Which Districts in Your Portfolio Are Federally Dependent? The Audit Your City Hasn't Done.
The federal partner is leaving the room. Most cities have no systematic way to know which of their districts were designed around that partner's presence — and which can hold without it. That audit is now urgent.
The March editorial named a structural condition that most of the district sector has not yet engaged with directly: special tax districts in America were built over the last fifty years in a funding ecosystem that included a federal partner. Lease revenues from federal offices anchored weekday foot traffic in commercial corridors. CDBG grants funded the planning work, small business support, and corridor infrastructure investments that districts leveraged. EDA grants capitalized the transit and streetscape projects that made districts viable. And the administrative capacity of federal agencies — the staff who processed grants, managed reporting, and built relationships with local economic development offices — made all of it work at the operational level.
The federal partner is leaving the room. Most cities have no systematic way to know which of their districts were designed around that partner's presence — and which can hold without it.
That ecosystem is contracting. DOGE has terminated nearly 700 federal leases. The Trump administration's FY2026 budget proposed eliminating CDBG entirely. HR2766 — the Special District Fairness and Accessibility Act, which passed the House 352-27 and has bipartisan Senate sponsorship — cannot advance through the Senate. And the administrative capacity that delivered federal dollars to local corridors has been deliberately reduced across multiple agencies. The direction of travel is structural. It is not reversing in the next electoral cycle regardless of who holds the White House.
The question for city economic development staff managing district portfolios is not whether this matters. It is which of your districts are materially exposed — and what that exposure actually means operationally.
Four Dimensions of Federal Dependency
Federal dependency in a district portfolio shows up in four distinct ways, each requiring a different response.
The first is tenant dependency: districts whose assessment base includes significant federal office occupancy. When federal agencies consolidate, downsize, or vacate, those buildings lose commercial tenants, generating assessment pressure and programming obsolescence simultaneously. Washington DC's ten BIDs are the extreme case, but mid-market cities with significant federal agency presence — Kansas City, Atlanta, Denver, Albuquerque — carry versions of this exposure that their district enabling documents do not reflect.
The second is grant dependency: districts whose programming budgets assume CDBG-funded city support, EDA-funded infrastructure grants, or federal pass-through resources that flow through the city to district corridors. This is frequently invisible in district financial statements because the federal money shows up as city funding. When the city loses the federal grant, the district loses the city program — and the district's enabling documents describe no mechanism to address the gap.
The third is capital dependency: districts whose long-term growth plans require federal infrastructure investment they cannot capitalize locally. The KC Streetcar TDD is the clearest current example: a genuinely self-reinforcing operations model, assessment-funded and sales-tax-grown, that cannot build its next line without federal grants. The self-reinforcing model solves the operations problem. It does not solve the capital problem. Any district with unfunded capital projects in its development plan that assume federal participation has this exposure.
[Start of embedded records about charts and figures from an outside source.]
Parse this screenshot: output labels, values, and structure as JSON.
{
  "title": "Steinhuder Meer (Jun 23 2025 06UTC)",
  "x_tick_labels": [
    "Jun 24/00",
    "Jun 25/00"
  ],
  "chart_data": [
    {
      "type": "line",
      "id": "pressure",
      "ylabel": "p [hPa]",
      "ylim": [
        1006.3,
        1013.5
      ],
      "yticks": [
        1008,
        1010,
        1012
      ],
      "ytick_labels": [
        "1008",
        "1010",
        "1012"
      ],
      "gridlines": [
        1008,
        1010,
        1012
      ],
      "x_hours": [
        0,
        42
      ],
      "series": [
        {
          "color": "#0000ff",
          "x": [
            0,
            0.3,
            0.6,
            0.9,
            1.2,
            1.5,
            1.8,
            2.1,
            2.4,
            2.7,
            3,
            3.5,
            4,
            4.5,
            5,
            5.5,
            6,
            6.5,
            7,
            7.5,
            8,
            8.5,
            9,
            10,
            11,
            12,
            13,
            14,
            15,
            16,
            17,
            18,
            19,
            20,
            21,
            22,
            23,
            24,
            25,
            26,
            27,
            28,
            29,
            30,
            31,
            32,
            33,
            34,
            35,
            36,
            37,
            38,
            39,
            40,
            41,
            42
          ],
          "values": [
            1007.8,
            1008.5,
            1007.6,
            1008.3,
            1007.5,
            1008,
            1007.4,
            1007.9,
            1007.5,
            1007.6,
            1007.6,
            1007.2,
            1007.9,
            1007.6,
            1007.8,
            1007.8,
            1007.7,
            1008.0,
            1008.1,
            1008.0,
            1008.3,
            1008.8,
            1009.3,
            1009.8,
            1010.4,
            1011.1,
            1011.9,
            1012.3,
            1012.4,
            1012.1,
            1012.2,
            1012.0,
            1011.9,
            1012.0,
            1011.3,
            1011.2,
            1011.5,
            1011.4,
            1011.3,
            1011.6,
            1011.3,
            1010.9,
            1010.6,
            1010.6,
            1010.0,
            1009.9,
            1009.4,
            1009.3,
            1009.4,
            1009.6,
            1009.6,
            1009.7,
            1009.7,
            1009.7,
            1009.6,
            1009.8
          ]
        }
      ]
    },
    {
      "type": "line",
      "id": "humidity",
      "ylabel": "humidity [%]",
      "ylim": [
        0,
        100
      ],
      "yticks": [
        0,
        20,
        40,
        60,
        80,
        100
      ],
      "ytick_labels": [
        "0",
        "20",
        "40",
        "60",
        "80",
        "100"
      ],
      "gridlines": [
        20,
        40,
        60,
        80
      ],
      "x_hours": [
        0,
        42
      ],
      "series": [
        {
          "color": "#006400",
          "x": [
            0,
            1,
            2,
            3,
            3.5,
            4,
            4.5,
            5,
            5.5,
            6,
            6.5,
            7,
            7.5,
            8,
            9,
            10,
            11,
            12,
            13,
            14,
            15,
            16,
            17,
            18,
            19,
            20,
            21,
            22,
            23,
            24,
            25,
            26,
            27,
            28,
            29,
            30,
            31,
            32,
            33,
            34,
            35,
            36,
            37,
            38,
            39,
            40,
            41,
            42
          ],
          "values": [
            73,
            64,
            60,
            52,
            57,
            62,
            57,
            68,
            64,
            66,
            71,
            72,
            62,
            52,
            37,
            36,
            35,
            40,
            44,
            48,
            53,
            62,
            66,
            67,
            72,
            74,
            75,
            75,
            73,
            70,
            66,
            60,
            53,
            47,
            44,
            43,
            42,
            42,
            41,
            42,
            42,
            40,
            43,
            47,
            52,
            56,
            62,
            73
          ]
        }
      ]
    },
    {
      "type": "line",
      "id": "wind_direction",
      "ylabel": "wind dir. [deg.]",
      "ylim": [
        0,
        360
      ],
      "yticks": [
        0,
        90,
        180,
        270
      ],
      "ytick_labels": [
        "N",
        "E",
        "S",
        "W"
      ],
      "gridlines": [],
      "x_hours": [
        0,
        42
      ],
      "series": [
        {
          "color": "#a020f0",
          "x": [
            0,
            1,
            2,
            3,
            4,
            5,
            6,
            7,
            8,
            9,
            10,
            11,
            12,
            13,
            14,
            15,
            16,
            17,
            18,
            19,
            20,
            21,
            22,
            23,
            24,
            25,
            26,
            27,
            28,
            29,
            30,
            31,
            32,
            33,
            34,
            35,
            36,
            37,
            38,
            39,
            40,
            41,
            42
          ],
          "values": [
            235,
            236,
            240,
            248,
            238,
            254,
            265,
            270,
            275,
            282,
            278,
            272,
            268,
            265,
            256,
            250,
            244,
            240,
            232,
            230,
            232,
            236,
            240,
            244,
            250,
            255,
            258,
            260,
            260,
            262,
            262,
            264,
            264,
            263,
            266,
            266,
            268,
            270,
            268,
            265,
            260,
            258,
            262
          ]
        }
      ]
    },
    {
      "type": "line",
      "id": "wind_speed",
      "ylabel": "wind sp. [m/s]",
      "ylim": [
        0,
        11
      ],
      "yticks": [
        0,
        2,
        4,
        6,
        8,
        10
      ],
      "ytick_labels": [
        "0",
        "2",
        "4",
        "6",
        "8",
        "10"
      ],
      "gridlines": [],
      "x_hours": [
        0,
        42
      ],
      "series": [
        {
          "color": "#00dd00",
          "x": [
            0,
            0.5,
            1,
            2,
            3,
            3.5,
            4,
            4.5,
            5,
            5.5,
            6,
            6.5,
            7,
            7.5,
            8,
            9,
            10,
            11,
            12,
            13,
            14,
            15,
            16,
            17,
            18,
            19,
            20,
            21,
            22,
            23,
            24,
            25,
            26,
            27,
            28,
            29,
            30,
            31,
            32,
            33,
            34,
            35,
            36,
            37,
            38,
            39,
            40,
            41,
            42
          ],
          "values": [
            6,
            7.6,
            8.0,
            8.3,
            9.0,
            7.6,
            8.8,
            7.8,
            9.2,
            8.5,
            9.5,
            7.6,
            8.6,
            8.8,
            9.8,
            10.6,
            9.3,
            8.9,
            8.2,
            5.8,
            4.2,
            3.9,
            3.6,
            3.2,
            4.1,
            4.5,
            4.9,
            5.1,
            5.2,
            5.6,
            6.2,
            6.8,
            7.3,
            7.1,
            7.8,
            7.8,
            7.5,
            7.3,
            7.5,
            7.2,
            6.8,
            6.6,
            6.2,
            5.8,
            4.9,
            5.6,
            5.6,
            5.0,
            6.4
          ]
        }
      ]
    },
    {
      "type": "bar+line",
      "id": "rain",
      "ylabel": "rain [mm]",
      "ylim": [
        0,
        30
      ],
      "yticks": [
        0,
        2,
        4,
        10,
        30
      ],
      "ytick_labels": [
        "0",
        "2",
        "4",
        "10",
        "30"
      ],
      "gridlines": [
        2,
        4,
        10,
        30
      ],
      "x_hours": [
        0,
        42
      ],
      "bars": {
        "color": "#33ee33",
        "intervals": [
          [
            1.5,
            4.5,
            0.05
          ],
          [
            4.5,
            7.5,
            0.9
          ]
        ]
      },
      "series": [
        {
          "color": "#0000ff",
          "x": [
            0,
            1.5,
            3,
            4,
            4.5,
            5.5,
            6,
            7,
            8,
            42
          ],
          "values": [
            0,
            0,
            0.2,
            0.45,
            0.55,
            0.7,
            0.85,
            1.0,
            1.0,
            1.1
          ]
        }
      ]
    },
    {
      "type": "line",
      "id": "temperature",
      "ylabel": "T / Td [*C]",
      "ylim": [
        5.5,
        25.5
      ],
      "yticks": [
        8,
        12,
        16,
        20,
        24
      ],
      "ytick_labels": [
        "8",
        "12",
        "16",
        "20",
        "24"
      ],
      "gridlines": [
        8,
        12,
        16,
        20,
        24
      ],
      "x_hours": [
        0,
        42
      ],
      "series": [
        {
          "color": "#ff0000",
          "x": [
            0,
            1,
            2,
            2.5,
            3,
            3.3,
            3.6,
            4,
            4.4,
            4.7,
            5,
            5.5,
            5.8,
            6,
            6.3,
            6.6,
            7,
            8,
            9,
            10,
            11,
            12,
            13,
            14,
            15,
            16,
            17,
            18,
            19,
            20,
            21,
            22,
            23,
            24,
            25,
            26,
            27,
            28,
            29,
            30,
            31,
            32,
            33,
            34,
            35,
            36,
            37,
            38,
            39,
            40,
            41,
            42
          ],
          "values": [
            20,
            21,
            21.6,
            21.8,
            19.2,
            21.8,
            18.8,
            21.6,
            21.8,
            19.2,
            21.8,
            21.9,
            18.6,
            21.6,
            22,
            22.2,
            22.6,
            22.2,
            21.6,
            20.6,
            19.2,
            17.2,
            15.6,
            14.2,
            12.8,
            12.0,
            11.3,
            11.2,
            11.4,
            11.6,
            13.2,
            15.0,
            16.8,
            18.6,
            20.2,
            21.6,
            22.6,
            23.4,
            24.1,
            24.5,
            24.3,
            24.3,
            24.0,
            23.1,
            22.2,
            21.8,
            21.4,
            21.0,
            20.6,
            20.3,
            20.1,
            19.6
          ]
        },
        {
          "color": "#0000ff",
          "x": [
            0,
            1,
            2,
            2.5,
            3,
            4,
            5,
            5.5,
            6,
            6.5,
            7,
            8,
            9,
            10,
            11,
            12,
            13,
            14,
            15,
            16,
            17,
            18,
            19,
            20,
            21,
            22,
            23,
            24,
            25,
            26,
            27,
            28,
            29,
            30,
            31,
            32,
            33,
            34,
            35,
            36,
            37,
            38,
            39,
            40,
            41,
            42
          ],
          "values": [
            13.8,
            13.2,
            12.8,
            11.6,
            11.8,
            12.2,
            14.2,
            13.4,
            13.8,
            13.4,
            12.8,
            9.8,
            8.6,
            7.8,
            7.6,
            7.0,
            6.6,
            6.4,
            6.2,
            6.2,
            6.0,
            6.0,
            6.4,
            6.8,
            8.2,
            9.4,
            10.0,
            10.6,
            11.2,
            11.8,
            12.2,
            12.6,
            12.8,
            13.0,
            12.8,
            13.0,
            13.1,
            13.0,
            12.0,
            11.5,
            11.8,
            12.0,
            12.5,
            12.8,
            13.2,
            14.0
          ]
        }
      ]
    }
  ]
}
The fourth is recognition dependency: districts that cannot directly access federal grant programs because they are not recognized as eligible units of local government under federal law. This is the HR2766 problem. Until OMB issues the guidance that bill would require, many special districts must route federal grant applications through their city — creating administrative overhead, timing delays, and political friction that limits the total federal resources accessible to district corridors. If HR2766 stalls permanently, that dependency is structural rather than temporary.
The Audit Framework
A federal dependency audit for a city district portfolio does not require sophisticated modelling. It requires answering four questions for each district under management, in sequence.
First: what percentage of the district's assessed property base is occupied by federal tenants? Any district where federal occupancy exceeds 15% of assessed value warrants a formal scenario analysis of what the assessment base looks like if that occupancy contracts by half. This is now a routine risk management question, not an edge case.
Second: what city programming within the district boundary is funded wholly or partially by federal grants that flow through the city? CDBG-funded small business technical assistance, EDA-funded corridor streetscape grants, federal transportation funding for pedestrian infrastructure — any of this that the district's programming plan assumes will continue needs to be modelled against a scenario in which it does not.
Third: does the district's long-term development plan contain capital projects that require federal co-investment to advance? If yes, what is the local-only financing alternative, and has that alternative been costed? Districts with unfunded federal-dependent capital projects should either develop credible local-only alternatives or formally revise their development plans to remove projects that are not viable without federal participation.
Fourth: is the district currently able to apply directly for federal grants, or does every federal application route through the city? If the latter, the city should be actively supporting HR2766 and S.2014 — not as abstract advocacy but as a concrete operational interest. Direct district eligibility reduces administrative burden, accelerates grant timelines, and expands the total federal resources accessible to the portfolio.